Unitrends Corporation
- Company type: Private
- Industry: Information technology
- Founded: 1989
- Headquarters: Burlington, Massachusetts, United States
- Products: Backup and disaster recovery appliances and related products
- Number of employees: 250
- Website: unitrends.com

= Unitrends =

American business services company

Unitrends Inc., a Kaseya company, is an American company specializing in backup and business continuity.

==Products==
Unitrends produces several physical appliances, ranging from small desktop backup appliances to large rack-mounted backup appliances. Unitrends also produces virtual appliances for VMware and Hyper-V marketed as Unitrends Backup. The physical appliances typically consist of some level of redundant components; most notably RAID in the form of RAID 1, RAID 6, and RAID 10. The larger appliances also have tiered flash storage in the form of SSD drives. These appliances perform either on-premises backup, off-premises disaster recovery, or through a technology known as cross-vaulting (a form of replication) an appliance may concurrently perform on-premises backup and off-premises disaster recovery. Unitrends also offers a multi-tenant public cloud-based service, Unitrends Cloud. The company states that Unitrends Cloud is based on its previous product offering using its backup appliances to perform off-premises disaster recovery in a single-tenant private cloud deployment methodology.

==Technology==
Unitrends uses file-and-image-based backup techniques coupled with storage-based and in-flight AES-256 encryption, compression, data deduplication, and ransomware detection. The technology supports Bare-Metal restore as well as file-based recovery. Unitrends supports a form of disk staging in what it terms D2D2x (Disk-to-Disk-to-Any) where “x” can be a disk, a tape, a private single-tenant cloud, or a public multi-tenant cloud. The company attempts to sell its support of storage, operating system, and application heterogeneity and claims that it supports over 250 versions of operating systems and applications.

==History==

Since its inception in 1989, Unitrends Software Corporation has developed backup and crash-recovery technology. Unitrends originated from a sole proprietorship called Med Flex, which was founded in 1985 by Steve W. Schwartz to help fund medical missions. The first product, CTAR (Compressing Tape Archiver), was originally developed to handle the backup problems Schwartz encountered in his own medical office. After making modifications to the program, it was sold commercially.

In 1988, Unitrends developed the first complete crash-recovery product for Santa Cruz Operation’s Xenix systems, originally called Jet RestorEase. Unitrends started as a standalone Unix backup software company and provided BareMetal recovery for platforms like the SCO offerings. BareMetal was later ported to SCO Unix and renamed System Crash Air-Bag. From 1988 to 1991, ten other software products were written for the Xenix and Unix environments, and in 1999, Unitrends released their Backup Professional client/server backup software. In September 2002, Unitrends shipped their first hardware-based backup appliance.

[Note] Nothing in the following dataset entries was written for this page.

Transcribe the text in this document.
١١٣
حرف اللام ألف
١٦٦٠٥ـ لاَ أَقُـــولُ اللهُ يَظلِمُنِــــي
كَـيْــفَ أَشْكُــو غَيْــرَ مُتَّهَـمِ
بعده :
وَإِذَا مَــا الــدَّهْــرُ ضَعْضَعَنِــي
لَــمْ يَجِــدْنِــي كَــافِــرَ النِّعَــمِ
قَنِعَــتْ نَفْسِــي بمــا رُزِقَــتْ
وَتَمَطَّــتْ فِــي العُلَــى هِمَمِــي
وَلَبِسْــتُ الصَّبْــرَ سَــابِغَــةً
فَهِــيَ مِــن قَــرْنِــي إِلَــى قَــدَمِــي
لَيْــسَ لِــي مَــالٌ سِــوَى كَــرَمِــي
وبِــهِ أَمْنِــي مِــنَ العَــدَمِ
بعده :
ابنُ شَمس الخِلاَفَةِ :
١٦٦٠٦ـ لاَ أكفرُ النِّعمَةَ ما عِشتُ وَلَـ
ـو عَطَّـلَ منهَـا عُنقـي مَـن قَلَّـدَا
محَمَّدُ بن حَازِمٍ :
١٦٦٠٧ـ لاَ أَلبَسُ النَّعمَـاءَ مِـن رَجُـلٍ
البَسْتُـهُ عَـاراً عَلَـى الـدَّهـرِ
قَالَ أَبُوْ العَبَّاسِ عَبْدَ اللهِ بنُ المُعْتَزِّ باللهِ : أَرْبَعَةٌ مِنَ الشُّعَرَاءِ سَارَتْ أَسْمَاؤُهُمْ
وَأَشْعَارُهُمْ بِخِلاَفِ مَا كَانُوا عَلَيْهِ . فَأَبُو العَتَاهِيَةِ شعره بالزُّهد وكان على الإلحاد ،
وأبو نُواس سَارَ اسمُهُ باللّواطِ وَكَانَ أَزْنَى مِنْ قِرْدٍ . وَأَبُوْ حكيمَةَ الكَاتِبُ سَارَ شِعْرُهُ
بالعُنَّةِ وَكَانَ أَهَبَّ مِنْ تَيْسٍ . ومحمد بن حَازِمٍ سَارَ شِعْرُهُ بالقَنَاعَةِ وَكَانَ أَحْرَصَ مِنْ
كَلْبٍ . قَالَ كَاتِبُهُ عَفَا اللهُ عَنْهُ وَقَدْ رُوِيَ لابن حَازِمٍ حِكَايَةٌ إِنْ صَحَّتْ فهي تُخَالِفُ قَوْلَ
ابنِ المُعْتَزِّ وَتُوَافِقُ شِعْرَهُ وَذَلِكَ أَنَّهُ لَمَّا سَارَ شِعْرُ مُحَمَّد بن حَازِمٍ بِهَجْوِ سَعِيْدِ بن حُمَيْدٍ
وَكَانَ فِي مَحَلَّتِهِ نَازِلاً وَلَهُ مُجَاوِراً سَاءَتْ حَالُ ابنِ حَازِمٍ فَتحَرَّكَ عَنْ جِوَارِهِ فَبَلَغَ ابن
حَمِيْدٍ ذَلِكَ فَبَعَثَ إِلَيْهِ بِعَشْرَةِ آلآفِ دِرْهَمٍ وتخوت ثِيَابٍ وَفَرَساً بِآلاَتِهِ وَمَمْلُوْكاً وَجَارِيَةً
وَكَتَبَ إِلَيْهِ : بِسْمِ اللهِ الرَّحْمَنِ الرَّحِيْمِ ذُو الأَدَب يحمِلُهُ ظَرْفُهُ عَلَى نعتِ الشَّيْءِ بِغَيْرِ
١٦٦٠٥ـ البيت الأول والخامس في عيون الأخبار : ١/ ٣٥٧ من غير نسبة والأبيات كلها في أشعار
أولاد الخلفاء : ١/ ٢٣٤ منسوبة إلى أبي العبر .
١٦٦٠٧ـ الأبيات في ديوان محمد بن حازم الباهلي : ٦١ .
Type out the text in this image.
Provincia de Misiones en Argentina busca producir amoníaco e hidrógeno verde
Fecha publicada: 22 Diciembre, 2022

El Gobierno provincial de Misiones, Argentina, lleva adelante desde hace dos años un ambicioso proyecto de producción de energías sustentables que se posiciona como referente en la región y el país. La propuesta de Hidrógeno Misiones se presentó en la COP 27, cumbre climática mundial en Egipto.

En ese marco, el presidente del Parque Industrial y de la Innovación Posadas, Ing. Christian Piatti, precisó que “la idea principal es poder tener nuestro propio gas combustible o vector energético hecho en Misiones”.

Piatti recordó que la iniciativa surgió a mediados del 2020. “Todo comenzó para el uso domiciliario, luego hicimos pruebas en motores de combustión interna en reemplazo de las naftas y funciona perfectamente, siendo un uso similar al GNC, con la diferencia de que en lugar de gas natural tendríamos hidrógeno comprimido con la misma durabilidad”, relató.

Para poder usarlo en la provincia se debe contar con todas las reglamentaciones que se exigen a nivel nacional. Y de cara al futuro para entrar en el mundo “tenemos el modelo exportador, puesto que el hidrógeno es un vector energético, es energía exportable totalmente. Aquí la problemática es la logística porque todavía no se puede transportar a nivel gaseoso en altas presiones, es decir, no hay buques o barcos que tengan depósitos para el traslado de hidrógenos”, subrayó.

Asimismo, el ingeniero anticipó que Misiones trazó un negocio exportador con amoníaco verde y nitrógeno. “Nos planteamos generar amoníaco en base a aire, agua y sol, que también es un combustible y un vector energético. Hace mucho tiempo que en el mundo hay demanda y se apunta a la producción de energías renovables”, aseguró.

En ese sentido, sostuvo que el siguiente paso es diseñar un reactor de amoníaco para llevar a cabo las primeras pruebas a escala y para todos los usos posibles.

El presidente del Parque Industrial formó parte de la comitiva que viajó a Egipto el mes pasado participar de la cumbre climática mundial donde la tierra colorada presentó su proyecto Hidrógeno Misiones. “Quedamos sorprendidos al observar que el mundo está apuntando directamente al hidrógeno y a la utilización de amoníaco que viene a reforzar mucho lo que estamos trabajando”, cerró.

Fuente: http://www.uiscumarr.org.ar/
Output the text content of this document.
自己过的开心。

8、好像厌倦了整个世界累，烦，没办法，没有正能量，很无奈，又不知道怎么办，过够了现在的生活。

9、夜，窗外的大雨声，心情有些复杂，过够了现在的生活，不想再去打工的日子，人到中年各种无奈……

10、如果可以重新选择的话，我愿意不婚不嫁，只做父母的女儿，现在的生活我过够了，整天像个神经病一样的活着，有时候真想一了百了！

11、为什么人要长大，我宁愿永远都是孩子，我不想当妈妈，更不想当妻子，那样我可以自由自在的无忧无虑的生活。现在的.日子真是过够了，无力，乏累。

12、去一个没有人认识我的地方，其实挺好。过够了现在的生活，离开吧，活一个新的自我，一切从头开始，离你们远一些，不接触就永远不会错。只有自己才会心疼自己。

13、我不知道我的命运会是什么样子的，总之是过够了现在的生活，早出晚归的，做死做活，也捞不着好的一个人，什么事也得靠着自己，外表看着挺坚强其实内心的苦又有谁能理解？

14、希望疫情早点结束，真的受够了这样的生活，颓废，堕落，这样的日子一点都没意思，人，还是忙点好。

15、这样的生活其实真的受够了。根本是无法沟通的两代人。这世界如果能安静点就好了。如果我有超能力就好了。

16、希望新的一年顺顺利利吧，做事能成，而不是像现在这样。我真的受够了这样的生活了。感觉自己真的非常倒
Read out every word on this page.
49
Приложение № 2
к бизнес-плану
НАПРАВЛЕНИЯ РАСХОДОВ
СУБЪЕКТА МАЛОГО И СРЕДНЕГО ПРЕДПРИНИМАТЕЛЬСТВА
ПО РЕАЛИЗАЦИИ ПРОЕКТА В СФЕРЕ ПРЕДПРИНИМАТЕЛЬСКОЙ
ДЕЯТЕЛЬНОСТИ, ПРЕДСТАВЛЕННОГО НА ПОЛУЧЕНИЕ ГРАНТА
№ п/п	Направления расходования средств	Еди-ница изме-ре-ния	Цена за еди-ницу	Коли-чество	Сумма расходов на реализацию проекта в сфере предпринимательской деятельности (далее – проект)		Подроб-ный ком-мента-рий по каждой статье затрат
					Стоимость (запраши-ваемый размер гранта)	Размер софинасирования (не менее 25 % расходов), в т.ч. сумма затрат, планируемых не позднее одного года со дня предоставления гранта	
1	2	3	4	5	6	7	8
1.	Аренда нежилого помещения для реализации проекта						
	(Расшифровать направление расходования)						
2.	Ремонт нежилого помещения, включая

Initially based out of Myrtle Beach, South Carolina, the company relocated its headquarters further inland to Columbia in November 2003, while support and development remained on the coast until 2005. In 2014, headquarters moved again to Burlington, Massachusetts. where it remains today.

==Growth and acquisition==
On October 31, 2013, Unitrends was acquired by Insight Venture Partners, a large global private equity and venture capital firm. Shortly after this acquisition, Unitrends obtained PHD Virtual on December 16, 2013. Unitrends acquired another company on May 29, 2014, taking over Australian-based Yuruware. On May 3, 2018, Unitrends merged with Kaseya.